Review by John E. Dannenberg
We all know about how prisons and jails conspire with telephone companies to bilk recipients of prisoner phone calls via exorbitant chargesswollen by kickbacks approaching 60%but how does one legally challenge this scheme?
Yeshiva University Doctor of Jurisprudence candidate Madeline Severin has thoroughly researched existing case law, legislative histories and peer law review literature in creating her Cardozo Law Review treatise that insightfully discusses the history of state and federal legal challenges to prisoner telephone-call price gouging. Severin then proceeds to analyze each legal theory attempted, showing where it failed or occasionally, was held to have merit. From this analysis, she then looks forward to how the problem might have to be approached in the future. In sixty pages of text replete with 390 comprehensive footnotes informative for both pro-per and attorney readers, Severin first examines existing case law. She notes that federal prisoners pay lower rates, but that the legal theories protecting them have little to do with state law claims on prisoner phone rates.
One major obstacle is the "filed rate doctrine," wherein once a phone company has "filed" its rate plan with a state regulatory utility, it is automatically jurisdictionally saved from court review. Severin makes as much as possible from Judge Posner's recent ruling in Arsberry v. Illinois , 244 F.3d 558 (7th Cir. 2001) that rejected a summary dismissal based on such jurisdictional insulation. A discussion of the impact of the Federal Communications Commission Act of 1934 and the tariff-unraveling Federal Communications Act of 1992 next follow. This leads to a review of other defenses to outrageous tariffs, including seeking regulatory review before the tariff is approved. However, such defenses are rebuffed by simply passing off the rates as an "unfortunate incidence of incarceration", notwithstanding that the real plaintiffs (prisoners' families) are not incarcerated.
In another theory, the "state action doctrine," Severin notes that the anti competitive conduct at issue, when legislated by the state, is immune from antitrust liability. Even where evidence of conspiracy is presented, private defendants (e.g., phone companies) are immune under the judicially created Noerr-Pennington doctrine. Parenthetically, however, she notes that the Prison Litigation Reform Act is not relevant here because it is the call recipients, not the prisoners, who are the litigants.
Next, Severin reviews ten cases where the Sherman Antitrust Act was raised. In a few key cases the issue of standing (for antitrust purposes) was raised, and was affirmed under a five-part U.S. Supreme Court test. But defendants have historically weaseled out of liability by arguing that prisons are too small to be a "relevant market" for antitrust purposes. And even so, the question remains, is it the phone company or the prison that is truly driving the market?
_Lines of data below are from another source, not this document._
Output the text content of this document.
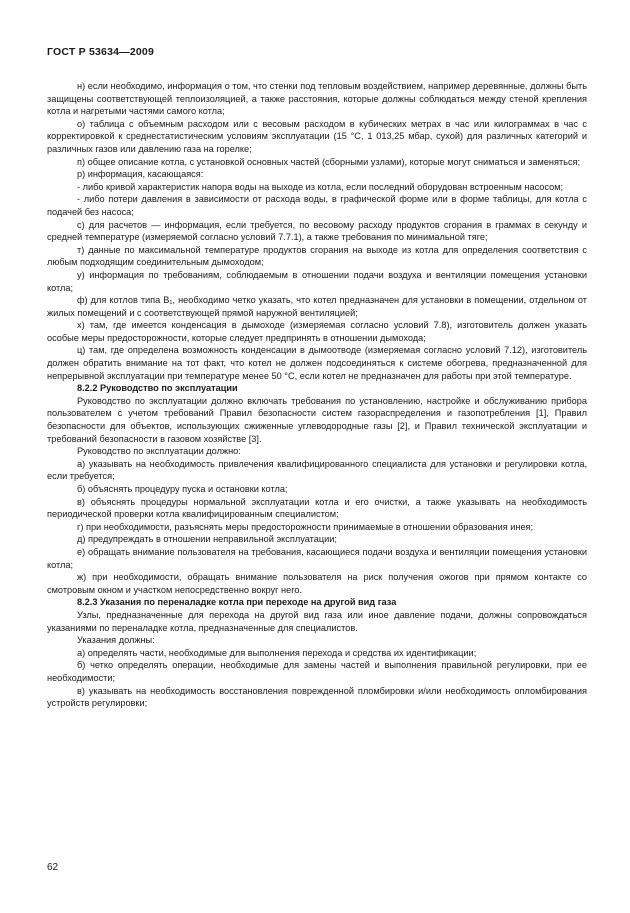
ГОСТ Р 53634—2009

н) если необходимо, информация о том, что стенки под тепловым воздействием, например деревянные, должны быть защищены соответствующей теплоизоляцией, а также расстояния, которые должны соблюдаться между стеной крепления котла и нагретыми частями самого котла;

о) таблица с объемным расходом или с весовым расходом в кубических метрах в час или килограммах в час с корректировкой к среднестатистическим условиям эксплуатации (15 °С, 1 013,25 мбар, сухой) для различных категорий и различных газов или давлению газа на горелке;

п) общее описание котла, с установкой основных частей (сборными узлами), которые могут сниматься и заменяться;

р) информация, касающаяся:

- либо кривой характеристик напора воды на выходе из котла, если последний оборудован встроенным насосом;

- либо потери давления в зависимости от расхода воды, в графической форме или в форме таблицы, для котла с подачей без насоса;

с) для расчетов — информация, если требуется, по весовому расходу продуктов сгорания в граммах в секунду и средней температуре (измеряемой согласно условий 7.7.1), а также требования по минимальной тяге;

т) данные по максимальной температуре продуктов сгорания на выходе из котла для определения соответствия с любым подходящим соединительным дымоходом;

у) информация по требованиям, соблюдаемым в отношении подачи воздуха и вентиляции помещения установки котла;

ф) для котлов типа B₁, необходимо четко указать, что котел предназначен для установки в помещении, отдельном от жилых помещений и с соответствующей прямой наружной вентиляцией;

х) там, где имеется конденсация в дымоходе (измеряемая согласно условий 7.8), изготовитель должен указать особые меры предосторожности, которые следует предпринять в отношении дымохода;

ц) там, где определена возможность конденсации в дымоотводе (измеряемая согласно условий 7.12), изготовитель должен обратить внимание на тот факт, что котел не должен подсоединяться к системе обогрева, предназначенной для непрерывной эксплуатации при температуре менее 50 °С, если котел не предназначен для работы при этой температуре.

8.2.2 Руководство по эксплуатации

Руководство по эксплуатации должно включать требования по установлению, настройке и обслуживанию прибора пользователем с учетом требований Правил безопасности систем газораспределения и газопотребления [1], Правил безопасности для объектов, использующих сжиженные углеводородные газы [2], и Правил технической эксплуатации и требований безопасности в газовом хозяйстве [3].

Руководство по эксплуатации должно:

а) указывать на необходимость привлечения квалифицированного специалиста для установки и регулировки котла, если требуется;

б) объяснять процедуру пуска и остановки котла;

в) объяснять процедуры нормальной эксплуатации котла и его очистки, а также указывать на необходимость периодической проверки котла квалифицированным специалистом;

г) при необходимости, разъяснять меры предосторожности принимаемые в отношении образования инея;

д) предупреждать в отношении неправильной эксплуатации;

е) обращать внимание пользователя на требования, касающиеся подачи воздуха и вентиляции помещения установки котла;

ж) при необходимости, обращать внимание пользователя на риск получения ожогов при прямом контакте со смотровым окном и участком непосредственно вокруг него.

8.2.3 Указания по переналадке котла при переходе на другой вид газа

Узлы, предназначенные для перехода на другой вид газа или иное давление подачи, должны сопровождаться указаниями по переналадке котла, предназначенные для специалистов.

Указания должны:

а) определять части, необходимые для выполнения перехода и средства их идентификации;

б) четко определять операции, необходимые для замены частей и выполнения правильной регулировки, при ее необходимости;

в) указывать на необходимость восстановления поврежденной пломбировки и/или необходимость опломбирования устройств регулировки;

62
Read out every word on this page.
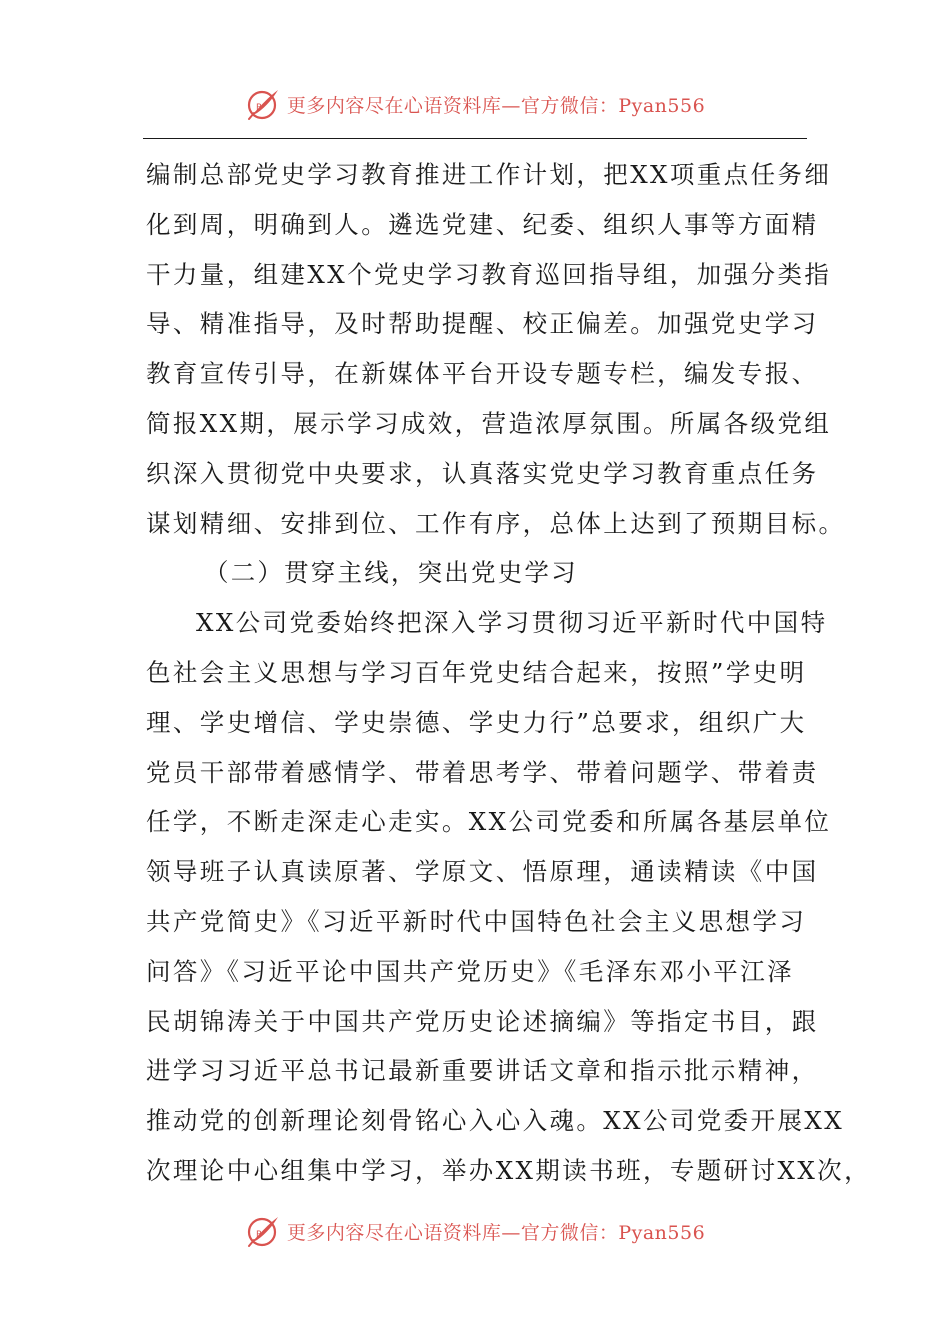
P 更多内容尽在心语资料库—官方微信：Pyan556
编制总部党史学习教育推进工作计划，把XX项重点任务细
化到周，明确到人。遴选党建、纪委、组织人事等方面精
干力量，组建XX个党史学习教育巡回指导组，加强分类指
导、精准指导，及时帮助提醒、校正偏差。加强党史学习
教育宣传引导，在新媒体平台开设专题专栏，编发专报、
简报XX期，展示学习成效，营造浓厚氛围。所属各级党组
织深入贯彻党中央要求，认真落实党史学习教育重点任务
谋划精细、安排到位、工作有序，总体上达到了预期目标。
（二）贯穿主线，突出党史学习
XX公司党委始终把深入学习贯彻习近平新时代中国特
色社会主义思想与学习百年党史结合起来，按照”学史明
理、学史增信、学史崇德、学史力行”总要求，组织广大
党员干部带着感情学、带着思考学、带着问题学、带着责
任学，不断走深走心走实。XX公司党委和所属各基层单位
领导班子认真读原著、学原文、悟原理，通读精读《中国
共产党简史》《习近平新时代中国特色社会主义思想学习
问答》《习近平论中国共产党历史》《毛泽东邓小平江泽
民胡锦涛关于中国共产党历史论述摘编》等指定书目，跟
进学习习近平总书记最新重要讲话文章和指示批示精神，
推动党的创新理论刻骨铭心入心入魂。XX公司党委开展XX
次理论中心组集中学习，举办XX期读书班，专题研讨XX次，
P 更多内容尽在心语资料库—官方微信：Pyan556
Looking at constitutional arguments, Severin found First Amendment attacks of little hope, since the rates do not selectively restrain any particular protected speech, and thus do not rise to the requisite level of censorship. Fourteenth Amendment equal protection claims fail quickly because prisoner initiated collect calls and non-prisoner-initiated collect calls do not define similarly situated groups and prison security concerns clearly distinguish these. The fact that prisoner populations are racially skewed towards minorities does not ipso facto create a legally sustainable equal protection claim that phone rates discriminate against minorities.
Severin offers a small ray of hope in relying upon state constitutional takings clauses and the separation of powers. Two decisions explain these theories, Fair v. Sprint Payphone Services ,Inc. , 148 F.Supp. 2d 622 (D.S.C. 2001) and Valle v. New Mexico , 54 P.3d 71 (N.M. 2002).
Notwithstanding her analysis of the strengths and weaknesses of litigation, Severin believes the most meaningful resolution of the problem lies in state legislation to reduce excessive phone rates. Vermont is the national trendsetter (the feds have already established lower rate procedures) and other states are looking into it. However, a bill passed by the California Legislature was vetoed in 2003 by then Governor Davis because he "didn't want to give up the revenue stream" of the phone company's 46% kickback. But legislation has its pitfalls, too. Legislators are loathe not to look "tough on crime" by having aligned themselves with prisoners' families and friends.
Severin closes by noting the ultimate irony of phone-rate gouging. Since prisoner telephone contact with families strongly correlates with low recidivism, it would seem "penny-wise and pound-foolish" for states to brazenly extort 60% of prisoner phone revenues, only to thereby engender billions of dollars in taxpayer expense for further incarceration.
On the other hand, perhaps the prison-industrial complex knows precisely what it is doing with phone rates: "reaching out and incarcerating someone."